The Sheepdogs on the other hand are just way too cool for school. The quintet sauntered onto the stage to a legion of cheering fans. They opened their set with “I’ve Got a Hole Where my Heart Should Be,” the first release from the new album and an interesting choice the day after Valentines Day. They followed that with “Saturday Night,” another single off Changing Colours, before unleashing the hit “Who” from the EP Five Easy Pieces.
When you hear frontman Ewan Currie’s luscious howl it’s hard to remember the year is 2018 and you are listening to a good old boy from Canada’s heartland. One could easily imagine the Sheepdogs have wandered through some time warp/black hole to a place and time where everything everything is groovy and funky and you just might dig it. Currie donned a white-collared shirt with green seashells in varying degrees of openness. To his left, bassist Ryan Gullen rocked steady in a black dress shirt covered in white and red roses which matched the hide on Sam Corbett’s kick drum. The mysterious green, red and yellow provincial flag of Saskatchewan was draped over Shamus Currie’s keyboard stand.

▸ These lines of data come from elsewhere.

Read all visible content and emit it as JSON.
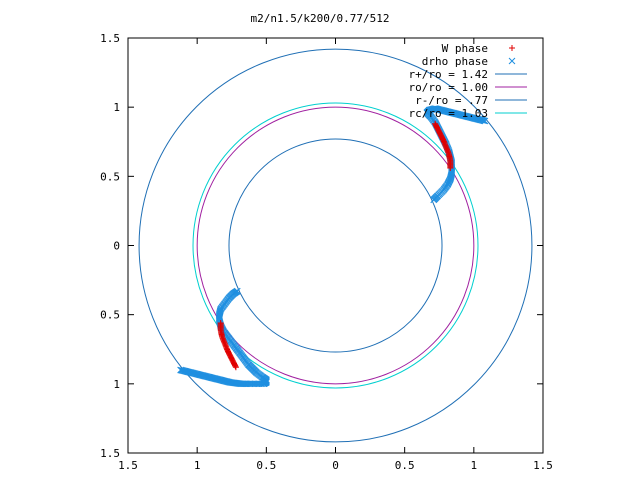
{
  "chart_data": {
    "type": "scatter",
    "title": "m2/n1.5/k200/0.77/512",
    "xlim": [
      -1.5,
      1.5
    ],
    "ylim": [
      -1.5,
      1.5
    ],
    "x_ticks": [
      {
        "value": -1.5,
        "label": "1.5"
      },
      {
        "value": -1.0,
        "label": "1"
      },
      {
        "value": -0.5,
        "label": "0.5"
      },
      {
        "value": 0.0,
        "label": "0"
      },
      {
        "value": 0.5,
        "label": "0.5"
      },
      {
        "value": 1.0,
        "label": "1"
      },
      {
        "value": 1.5,
        "label": "1.5"
      }
    ],
    "y_ticks": [
      {
        "value": 1.5,
        "label": "1.5"
      },
      {
        "value": 1.0,
        "label": "1"
      },
      {
        "value": 0.5,
        "label": "0.5"
      },
      {
        "value": 0.0,
        "label": "0"
      },
      {
        "value": -0.5,
        "label": "0.5"
      },
      {
        "value": -1.0,
        "label": "1"
      },
      {
        "value": -1.5,
        "label": "1.5"
      }
    ],
    "grid": false,
    "legend_position": "top-right",
    "circles": [
      {
        "name": "r+/ro = 1.42",
        "radius": 1.42,
        "color": "#1f6fb5"
      },
      {
        "name": "ro/ro = 1.00",
        "radius": 1.0,
        "color": "#a020a0"
      },
      {
        "name": "r-/ro = .77",
        "radius": 0.77,
        "color": "#1f6fb5"
      },
      {
        "name": "rc/ro = 1.03",
        "radius": 1.03,
        "color": "#00cfcf"
      }
    ],
    "series": [
      {
        "name": "W phase",
        "marker": "+",
        "color": "#e00000",
        "points": [
          [
            0.72,
            0.88
          ],
          [
            0.74,
            0.84
          ],
          [
            0.76,
            0.8
          ],
          [
            0.78,
            0.76
          ],
          [
            0.8,
            0.71
          ],
          [
            0.82,
            0.66
          ],
          [
            0.83,
            0.61
          ],
          [
            0.83,
            0.56
          ],
          [
            -0.72,
            -0.88
          ],
          [
            -0.74,
            -0.84
          ],
          [
            -0.76,
            -0.8
          ],
          [
            -0.78,
            -0.76
          ],
          [
            -0.8,
            -0.71
          ],
          [
            -0.82,
            -0.66
          ],
          [
            -0.83,
            -0.61
          ],
          [
            -0.83,
            -0.56
          ]
        ]
      },
      {
        "name": "drho phase",
        "marker": "x",
        "color": "#1f8fe0",
        "points": [
          [
            1.08,
            0.9
          ],
          [
            1.04,
            0.91
          ],
          [
            1.0,
            0.92
          ],
          [
            0.96,
            0.93
          ],
          [
            0.92,
            0.94
          ],
          [
            0.88,
            0.95
          ],
          [
            0.84,
            0.96
          ],
          [
            0.8,
            0.97
          ],
          [
            0.76,
            0.98
          ],
          [
            0.72,
            0.99
          ],
          [
            0.68,
            0.98
          ],
          [
            0.66,
            0.96
          ],
          [
            0.69,
            0.93
          ],
          [
            0.72,
            0.89
          ],
          [
            0.74,
            0.85
          ],
          [
            0.76,
            0.81
          ],
          [
            0.78,
            0.77
          ],
          [
            0.8,
            0.73
          ],
          [
            0.82,
            0.68
          ],
          [
            0.83,
            0.64
          ],
          [
            0.84,
            0.6
          ],
          [
            0.84,
            0.56
          ],
          [
            0.84,
            0.52
          ],
          [
            0.83,
            0.48
          ],
          [
            0.81,
            0.44
          ],
          [
            0.78,
            0.4
          ],
          [
            0.74,
            0.36
          ],
          [
            0.71,
            0.33
          ],
          [
            -1.12,
            -0.9
          ],
          [
            -1.08,
            -0.91
          ],
          [
            -1.04,
            -0.92
          ],
          [
            -1.0,
            -0.93
          ],
          [
            -0.96,
            -0.94
          ],
          [
            -0.92,
            -0.95
          ],
          [
            -0.88,
            -0.96
          ],
          [
            -0.84,
            -0.97
          ],
          [
            -0.8,
            -0.98
          ],
          [
            -0.76,
            -0.99
          ],
          [
            -0.72,
            -0.995
          ],
          [
            -0.68,
            -1.0
          ],
          [
            -0.64,
            -1.0
          ],
          [
            -0.58,
            -1.0
          ],
          [
            -0.52,
            -1.0
          ],
          [
            -0.5,
            -0.99
          ],
          [
            -0.5,
            -0.97
          ],
          [
            -0.53,
            -0.95
          ],
          [
            -0.57,
            -0.92
          ],
          [
            -0.6,
            -0.89
          ],
          [
            -0.63,
            -0.86
          ],
          [
            -0.66,
            -0.82
          ],
          [
            -0.69,
            -0.78
          ],
          [
            -0.72,
            -0.74
          ],
          [
            -0.75,
            -0.7
          ],
          [
            -0.78,
            -0.66
          ],
          [
            -0.81,
            -0.62
          ],
          [
            -0.83,
            -0.58
          ],
          [
            -0.84,
            -0.54
          ],
          [
            -0.84,
            -0.5
          ],
          [
            -0.83,
            -0.46
          ],
          [
            -0.8,
            -0.42
          ],
          [
            -0.77,
            -0.38
          ],
          [
            -0.74,
            -0.35
          ],
          [
            -0.71,
            -0.33
          ]
        ]
      }
    ]
  }
}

It’s hard to describe exactly how dazzling guitarist Jimmy Bowskill’s bright yellow one-piece suit was. It had long red tassels and a five-lobed vine crawling up the pant leg, around the back and over the shoulder. Currie referred to it as the “pot suit.” Jimmy Bowskill and the “pot suit” were clearly made for each other. Bright, happy, psychedelic twins.
It was great night for Sheepdog fans. The set included most (though not all) of their beloved hits, with a liberal dose of new songs. All of which were very well received. There were jam sessions where the two guitars did all the singing – those were some of the highlights of the evening. Anyone who ever had the song “Jessica” by the Allman Brothers on repeat would say the same. Shamus Currie also showed his musical chops, stepping out from behind the keyboard to treat the crowd to a little trombone action and vocal capabilities.
The encore ended with a rocking rendition of the Allman Brothers’ classic “Ramblin’ Man,” which seemed to to capture both the mood and stylistic roots of the band perfectly.
Before exiting, Ewan Currie thanked the crowd for supporting live music. Thank YOU, Sheepdogs for delivering on so many levels…the reason many people choose to go to live shows.